Background: Transurethral resection of bladder tumor (TUR-BT) followed by chemoradiation (CRT) is a valid treatment option for patients with muscle-invasive bladder cancer (MIBC). This study aimed to investigate the efficacy of a tetramodal approach with additional regional hyperthermia (RHT).
Methods: Patients with stages T2-4 MIBC were recruited at two institutions. Treatment consisted of TUR-BT followed by radiotherapy at doses of 57-58.2 Gy with concurrent weekly platinum-based chemotherapy and weekly deep RHT (41-43 °C, 60 min) within two hours of radiotherapy. The primary endpoint was a complete response six weeks after the end of treatment. Further endpoints were cystectomy-free rate, progression-free survival (PFS), local recurrence-free survival (LRFS), overall survival (OS) and toxicity. Quality of life (QoL) was assessed at follow-up using the EORTC-QLQ-C30 and QLQ-BM30 questionnaires. Due to slow accrual, an interim analysis was performed after the first stage of the two-stage design.

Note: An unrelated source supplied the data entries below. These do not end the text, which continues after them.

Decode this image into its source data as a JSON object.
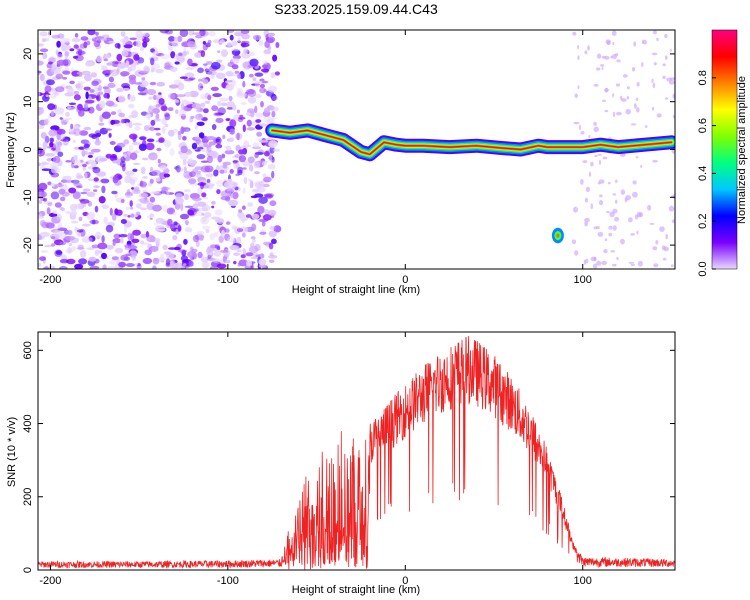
{
  "title": "S233.2025.159.09.44.C43",
  "colors": {
    "snr_line": "#ee2222",
    "frame": "#000000"
  },
  "chart_data": [
    {
      "type": "heatmap",
      "xlabel": "Height of straight line (km)",
      "ylabel": "Frequency (Hz)",
      "xlim": [
        -207,
        152
      ],
      "ylim": [
        -25,
        25
      ],
      "xticks": [
        -200,
        -100,
        0,
        100
      ],
      "yticks": [
        -20,
        -10,
        0,
        10,
        20
      ],
      "colorbar": {
        "label": "Normalized spectral amplitude",
        "range": [
          0,
          1
        ],
        "ticks": [
          "0.0",
          "0.2",
          "0.4",
          "0.6",
          "0.8"
        ],
        "colors": [
          "#e8d8ff",
          "#7a00ff",
          "#0000ff",
          "#00c8ff",
          "#00ff80",
          "#80ff00",
          "#ffff00",
          "#ff8000",
          "#ff0000",
          "#ff0080"
        ]
      },
      "signal_track": [
        [
          -75,
          4
        ],
        [
          -65,
          3.5
        ],
        [
          -55,
          4
        ],
        [
          -45,
          3
        ],
        [
          -35,
          2
        ],
        [
          -25,
          -0.5
        ],
        [
          -20,
          -1
        ],
        [
          -12,
          1.5
        ],
        [
          -5,
          1
        ],
        [
          0,
          0.8
        ],
        [
          10,
          0.8
        ],
        [
          25,
          0.5
        ],
        [
          40,
          0.8
        ],
        [
          55,
          0.3
        ],
        [
          65,
          0
        ],
        [
          75,
          0.8
        ],
        [
          80,
          0.5
        ],
        [
          90,
          0.5
        ],
        [
          100,
          0.5
        ],
        [
          110,
          1
        ],
        [
          120,
          0.5
        ],
        [
          135,
          1
        ],
        [
          150,
          1.5
        ]
      ],
      "noise_region": [
        -207,
        -75
      ]
    },
    {
      "type": "line",
      "xlabel": "Height of straight line (km)",
      "ylabel": "SNR (10 * v/v)",
      "xlim": [
        -207,
        152
      ],
      "ylim": [
        0,
        650
      ],
      "xticks": [
        -200,
        -100,
        0,
        100
      ],
      "yticks": [
        0,
        200,
        400,
        600
      ],
      "envelope": [
        [
          -207,
          20
        ],
        [
          -150,
          20
        ],
        [
          -100,
          22
        ],
        [
          -70,
          25
        ],
        [
          -65,
          120
        ],
        [
          -60,
          200
        ],
        [
          -55,
          280
        ],
        [
          -50,
          320
        ],
        [
          -45,
          330
        ],
        [
          -40,
          340
        ],
        [
          -35,
          370
        ],
        [
          -30,
          390
        ],
        [
          -25,
          380
        ],
        [
          -20,
          400
        ],
        [
          -15,
          420
        ],
        [
          -10,
          450
        ],
        [
          0,
          500
        ],
        [
          10,
          550
        ],
        [
          20,
          590
        ],
        [
          30,
          620
        ],
        [
          35,
          630
        ],
        [
          40,
          620
        ],
        [
          50,
          580
        ],
        [
          60,
          520
        ],
        [
          70,
          440
        ],
        [
          80,
          330
        ],
        [
          88,
          200
        ],
        [
          95,
          70
        ],
        [
          100,
          30
        ],
        [
          152,
          25
        ]
      ]
    }
  ]
}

Results: Altogether 27 patients were included in the first stage, of these 21 patients with a median age of 73 years were assessable. The complete response rate of evaluable patients six weeks after therapy was 93%. The 2-year cystectomy-free rate, PFS, LRFS and OS rates were 95%, 76%, 81% and 86%, respectively. Tetramodal treatment was well tolerated with acute and late G3-4 toxicities of 10% and 13%, respectively, and a tendency to improve symptom-related quality of life (QoL) one year after therapy.
Conclusion: Tetramodal therapy of T2-T4 MIBC is promising with excellent local response, moderate toxicity and good QoL. This study deserves continuation into the second stage.
Keywords: Bladder cancer; bladder preservation; radiochemotherapy; regional hyperthermia; tetramodal therapy.